だけど、一日も早くルヴァを喜ばせてやりたいという気持ちもあって。
分裂して、困惑した自分を持てあましながら、ヴィクトールはルヴァを見守った。
ルヴァが鉄棒を握り、思いっきり地面を蹴り上げる。
「あっ…」
あっけなく、ルヴァはくるりと一回転してから、とん、と地面に降りた。
「やったじゃないか、ルヴァ。」
「え……」
ルヴァはぼうっとしている。
もっと喜んでもいいのに。
やりました!って言いながら抱きついてくれてもかまわないのに。
最近の子は感動が薄いのか、などとヴィクトールは物足りなく思ったが、それも見当違いである。
「あー、まわったんですねー。」
ルヴァは鉄棒を握りしめたままつぶやく。
興奮のあまり、頬の辺りが少し紅潮している。
その顔を見て、ヴィクトールは気付く。ルヴァは本当に嬉しいのだろう。
いつもにこにこしているようで、その笑顔は少し薄い印象だった。
今の、ただ何もせず立っているだけのルヴァの方が、よっぽど感情豊かに見える。
「ぐうぜんじゃないですかねー。もう一度やりますねー。」
そう言って、ルヴァは逆上がりをはじめた。
力強く地面を蹴り、すばやく腕で身体を持ち上げ、腰を鉄棒に引き寄せる。これはずっと特訓していた懸垂の成果。
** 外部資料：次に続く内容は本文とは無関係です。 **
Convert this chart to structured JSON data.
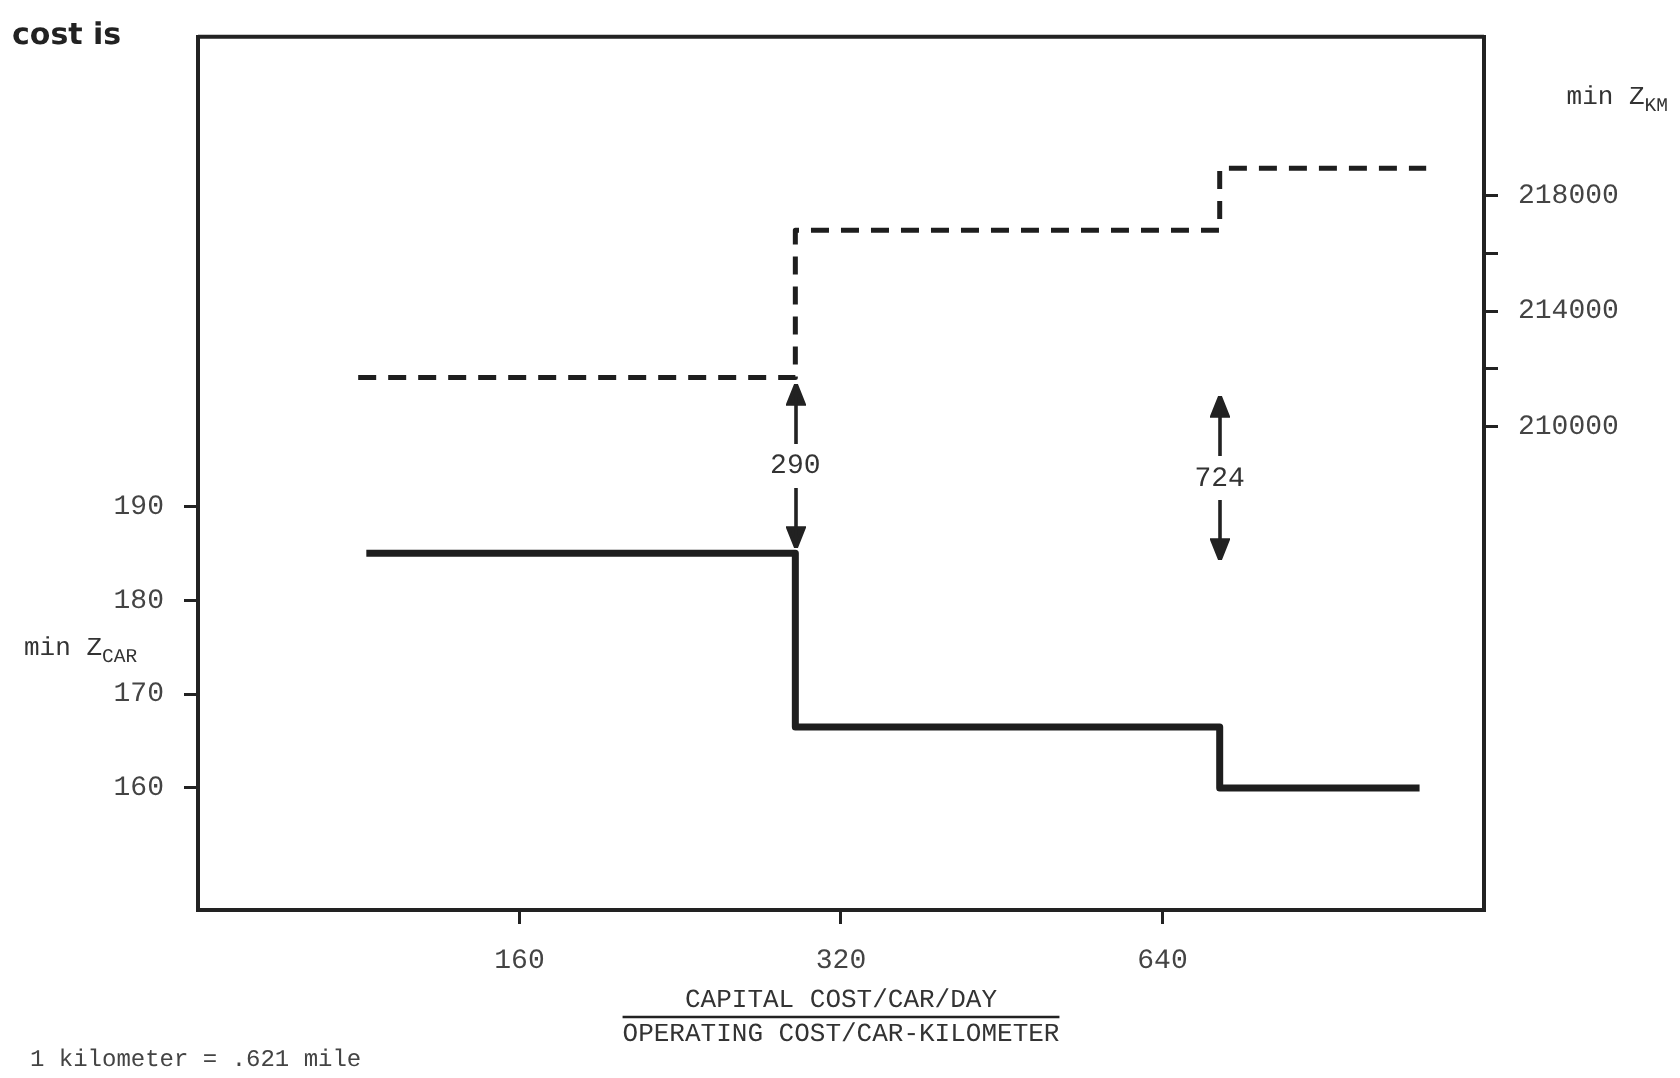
{
  "chart_data": {
    "type": "step",
    "xlabel": "CAPITAL COST/CAR/DAY\nOPERATING COST/CAR-KILOMETER",
    "ylabel": "min Z$_{CAR}$",
    "y2label": "min Z$_{KM}$",
    "log": "x",
    "xlim": [
      80,
      1280
    ],
    "xticks": [
      160,
      320,
      640
    ],
    "ylim": [
      147,
      240
    ],
    "yticks": [
      160,
      170,
      180,
      190
    ],
    "y2lim": [
      193250,
      223500
    ],
    "y2ticks": [
      210000,
      {
        "value": 212000,
        "label": null
      },
      214000,
      {
        "value": 216000,
        "label": null
      },
      218000
    ],
    "grid": false,
    "legend": false,
    "marker": "none",
    "series": [
      {
        "x": [
          115,
          290,
          724,
          1114
        ],
        "values": [
          185,
          166.5,
          160,
          160
        ],
        "color": "#1e1e1e",
        "line_style": "solid"
      },
      {
        "x": [
          113,
          290,
          724,
          1130
        ],
        "values": [
          211700,
          216800,
          218950,
          218950
        ],
        "color": "#1e1e1e",
        "line_style": "dashed",
        "axis": "y2"
      }
    ],
    "annotations": [
      "cost is",
      "290",
      "724",
      "1 kilometer = .621 mile"
    ]
  }
}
鉄棒に近付いたところで足を畳んで、くるんとちいさな半径で回る。
理想的と言ってもいいくらい、綺麗なフォームだ。
ヴィクトールは心の中で合格と叫んだ。
そしてまた、心のどこかで、これで自分もお払い箱、とささやく声も聞こえた。
「ヴィクトール。」
地面に降りたルヴァはヴィクトールに駆け寄る。
「ああ。おめでとう。」
「あなたのおかげです。」
「いや、ルヴァががんばったからだ。」
青春ドラマのようなセリフを素面で吐いて、二人はしばし見つめあう。
「ヴィクトール、私、あなたに言いたいことが。」
「え?」
突然のルヴァの言葉に、ヴィクトールは戸惑う。
ルヴァは落ち着きなくうろうろと目をおよがせていたが、やがて決心して口を開く。
「私、言わないでおこうと思ったんです。でも、胸の中にしまっておくのは辛くて、伝えたいのにあなたが迷惑だと思うんじゃないか、って、ずっと言えなくて。」
「ルヴァ…」
ヴィクトールの心臓が跳ね上がる。
「でも、怖いんです。こんなことを言ってしまったら、あなたに嫌われてしまうんじゃないかって。言わない方が、いいんじゃないかって。」
そしてルヴァは顔をさらに赤らめた。
「でも、もう逆上がりができてしまったら、私はあなたに会えなくなってしまいます。だから、その前に言いたくて、私、決めたんです。逆上がりができたらあなたに告白しようって。」
「えっ…!?」
これはもしかして…恋の告白?
そこでようやく、ヴィクトールは自分自身の気持ちに気付いた。
自分もいつの間にか、ルヴァを好きになってしまっていたこと。
この時間が、ずっとずっと続けばいいと思っていたこと。
「今日、逆上がりできたから、あのー、言ってもいいですか?」
困ったような顔をして真っ赤なルヴァが、上目遣いにヴィクトールを見上げる。
「あっ…」
ヴィクトールは思わずのどを鳴らす。
もういい、それ以上言わなくてもいい。
俺も、同じ気持ちだったんだ、ルヴァ。
そう言って抱きしめてやろう。
心では思うのだけど、身体はがちがちに緊張して、膝はがくがく震えて、喉は枯れあがってかすれた声しか出ないに違いない。
ヴィクトールは不甲斐ない自分が少し情けなくなった。
「ヴィクトール。あのー…」
「あ、ああ…」
「私、実は…」
「ルヴァ…」
「えっと、言っちゃいますね。実は私…前回りもできないんですっ…」
「……は?」
「呆れますよねー。逆上がりどころか、前回りもできないんですよー。こんな運動音痴じゃ、ヴィクトールだって私のこと、嫌いになっちゃいますよね。」
「い、いやそんなことは。」
とりあえず話の展開についていけないながらも、ヴィクトールは答えた。
「本当ですか?」
ルヴァの顔がぱあっと明るくなった。
「じゃ、お願いします。引き続き、前回りの特訓もおねがいできませんかー?あ、あなたが御迷惑でなかったらの話なんですけれど。」
「いや、迷惑だなんて。全然。ははは。」
「本当ですかー?あー、よかった。勇気を出して告白した甲斐がありました。」
「こ、告白って…」
「え?どうかしました?」
額から脂汗を滲ませるヴィクトールに、ルヴァは小首をかしげた。
「い、いや、なんでも。」
自分の甘美な勘違いが恥ずかしくなる。
そして気付いてしまったこの気持ちを、いまさらどこへ持っていけばよいのか。
さまざまな思いが錯綜するが、
「とりあえず、ひとつだけ言わせてくれ。逆上がりより前回りの特訓の方が、先だろ。普通。」
と、せめてものツッコミを入れるしか、ヴィクトールができることはないのだ。